Nato a Vienna nel 1862, Gustav Klimt dominò con la sua arte la Secessione Viennese. Con questo termine si intendono i movimenti artistici che, tra la fine dell’Ottocento e l’inizio del Novecento, in Germania e Austria, ebbero l’obiettivo di portare l’arte oltre i confini della tradizione accademica. Insieme a diciannove artisti, infatti, nel 1897, il pittore fondò la Wiener Sezession, con l’ulteriore scopo di portare alla rinascita delle arti e dei mestieri. Non ci fu uno stile prediletto, perché di questo gruppo fecero parte modernisti, simbolisti e naturalisti il cui simbolo fu la Pallade Atena, la dea greca della saggezza che Klimt, nel 1898, raffigurò in uno dei suoi capolavori.
Nella sua opera pittorica conversero, a un livello altissimo, molte delle tipiche istanze dell’Art nouveau: un linearismo accentuato, la bidimensionalità, il simbolismo e lo storicismo. Il suo modo di accostare questi caratteri e il significato a essi attribuito fu, però, assolutamente personale. Basti pensare, infatti, che brani di puro decorativismo astratto, dal risalto cromatico risalente ai mosaici di Ravenna, convissero con precisazioni anatomiche e pungenti, derivanti dal naturalismo tedesco alla Klinger, seppur piegato ad aspre deformazioni e caratterizzazioni che anticiparono l’Espressionismo.
In quegli anni Klimt realizzò il Fregio di Beethoven, un trionfo di immagini enigmatiche e dionisiache che racchiuse le aspirazioni e le angosce dell’uomo moderno. Si trattò di una delle migliori testimonianze del genio provocatore dell’artista.

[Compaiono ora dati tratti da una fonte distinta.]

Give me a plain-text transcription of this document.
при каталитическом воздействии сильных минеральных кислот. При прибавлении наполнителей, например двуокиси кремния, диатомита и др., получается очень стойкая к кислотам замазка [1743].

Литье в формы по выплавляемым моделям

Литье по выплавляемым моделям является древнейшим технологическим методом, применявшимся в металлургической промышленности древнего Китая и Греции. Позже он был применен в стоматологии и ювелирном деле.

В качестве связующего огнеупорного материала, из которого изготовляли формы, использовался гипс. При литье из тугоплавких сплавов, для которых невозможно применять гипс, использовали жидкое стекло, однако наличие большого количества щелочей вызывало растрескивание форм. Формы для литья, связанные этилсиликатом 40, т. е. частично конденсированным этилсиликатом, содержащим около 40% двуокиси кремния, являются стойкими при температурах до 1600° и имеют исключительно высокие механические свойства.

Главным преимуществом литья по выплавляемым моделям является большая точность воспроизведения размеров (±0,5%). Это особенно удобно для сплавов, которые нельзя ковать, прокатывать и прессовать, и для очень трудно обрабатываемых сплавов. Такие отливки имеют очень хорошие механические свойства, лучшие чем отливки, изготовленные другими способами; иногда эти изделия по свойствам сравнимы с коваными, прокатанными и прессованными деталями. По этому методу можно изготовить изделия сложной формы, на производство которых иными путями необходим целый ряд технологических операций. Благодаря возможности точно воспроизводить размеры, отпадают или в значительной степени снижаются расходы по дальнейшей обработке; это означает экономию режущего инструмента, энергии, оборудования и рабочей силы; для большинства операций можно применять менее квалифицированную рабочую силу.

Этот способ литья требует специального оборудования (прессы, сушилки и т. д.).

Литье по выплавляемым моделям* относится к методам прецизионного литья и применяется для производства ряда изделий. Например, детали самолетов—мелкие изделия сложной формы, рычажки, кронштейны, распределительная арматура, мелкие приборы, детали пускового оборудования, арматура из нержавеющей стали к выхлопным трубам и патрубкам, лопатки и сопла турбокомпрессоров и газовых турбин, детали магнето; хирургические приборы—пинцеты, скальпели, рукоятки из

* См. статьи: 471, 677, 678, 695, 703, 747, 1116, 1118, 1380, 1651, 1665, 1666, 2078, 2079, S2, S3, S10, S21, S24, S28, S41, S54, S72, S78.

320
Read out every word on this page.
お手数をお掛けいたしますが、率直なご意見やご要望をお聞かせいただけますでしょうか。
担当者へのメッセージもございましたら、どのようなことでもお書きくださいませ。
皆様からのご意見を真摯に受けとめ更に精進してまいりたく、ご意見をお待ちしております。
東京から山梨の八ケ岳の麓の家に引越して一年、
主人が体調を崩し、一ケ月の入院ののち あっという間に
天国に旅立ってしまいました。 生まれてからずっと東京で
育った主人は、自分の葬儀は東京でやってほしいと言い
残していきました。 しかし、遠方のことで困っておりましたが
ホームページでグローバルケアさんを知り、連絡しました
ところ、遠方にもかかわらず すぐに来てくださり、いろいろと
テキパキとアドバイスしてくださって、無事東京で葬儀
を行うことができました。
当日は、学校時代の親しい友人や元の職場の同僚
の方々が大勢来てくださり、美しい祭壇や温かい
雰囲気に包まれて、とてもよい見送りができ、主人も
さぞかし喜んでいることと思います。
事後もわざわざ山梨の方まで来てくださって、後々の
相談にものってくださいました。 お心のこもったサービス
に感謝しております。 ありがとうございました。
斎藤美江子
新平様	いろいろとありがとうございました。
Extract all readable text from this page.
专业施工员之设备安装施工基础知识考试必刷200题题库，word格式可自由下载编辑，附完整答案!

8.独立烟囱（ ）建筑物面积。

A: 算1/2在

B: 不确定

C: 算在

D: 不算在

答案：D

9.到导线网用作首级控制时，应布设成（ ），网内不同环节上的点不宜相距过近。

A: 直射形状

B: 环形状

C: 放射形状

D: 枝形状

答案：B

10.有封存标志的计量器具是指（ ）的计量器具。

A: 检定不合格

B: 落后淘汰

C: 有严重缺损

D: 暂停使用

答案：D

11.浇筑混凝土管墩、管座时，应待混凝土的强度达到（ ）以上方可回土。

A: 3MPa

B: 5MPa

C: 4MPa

Nel 1903, a Ravenna, conobbe l’incredibile sfarzo dei mosaici bizantini e fu proprio l’oro musivo a suggerirgli un modo tutto nuovo di trasfigurare la realtà modulando le parti piatte con passaggi tonali dall’opaco al brillante. Grazie alle due visite nella città emiliana nacquero i sui capolavori più noti: Giuditta I, Il bacio e il Ritratto di Adele Bloch-Bauer. Un dominio dell’oro che contraddistinse il suo periodo aureo o dorato nel quale spiccò la bidimensionalità dello stile, arricchito da un risalto del linearismo e delle campiture, nonché un erotismo armonioso che sfociò nelle sue, numerose, figure femminili.
Dal 1909 Klimt visse una fase di cristi artistica dalla quale uscì appena un paio di anni dopo, quando entrò in contatto con l’arte di Van Gogh, Matisse e Toulouse-Lautrec che influenzarono il suo periodo maturo. Da quel momento abbandonò le linee eleganti dell’Art nouveau, così come l’utilizzo dell’oro. La sua arte, influenzata anche dall’Impressionismo, divenne una ricerca di una modalità espressiva molto più spontanea, non più sofisticata, per la quale utilizzò più colori e più colori accesi, minimizzando l’uso delle linee e del dorato.
Il pittore difficilmente commentò le proprie opere, sebbene il significato dei suoi dipinti fosse spesso evidente. Il tema centrale, infatti, fu in molte occasioni legato al sesso. Il suo modo di trattare l’argomento fu però appassionato, riflettendo l’opinione che egli aveva delle donne: queste infatti erano viste come idoli bellissimi, tenere madri, ma anche come femmes fatales, figure dall’atteggiamento provocatorio. Ogni rappresentazione fu, quindi, elegante, quasi tenera, non risultando mai volgare.
L’attività artistica di Klimt s’interruppe nel 1918, quando questi fu colpito da un insulto apoplettico che lo condusse, nel giro di un mese, alla morte.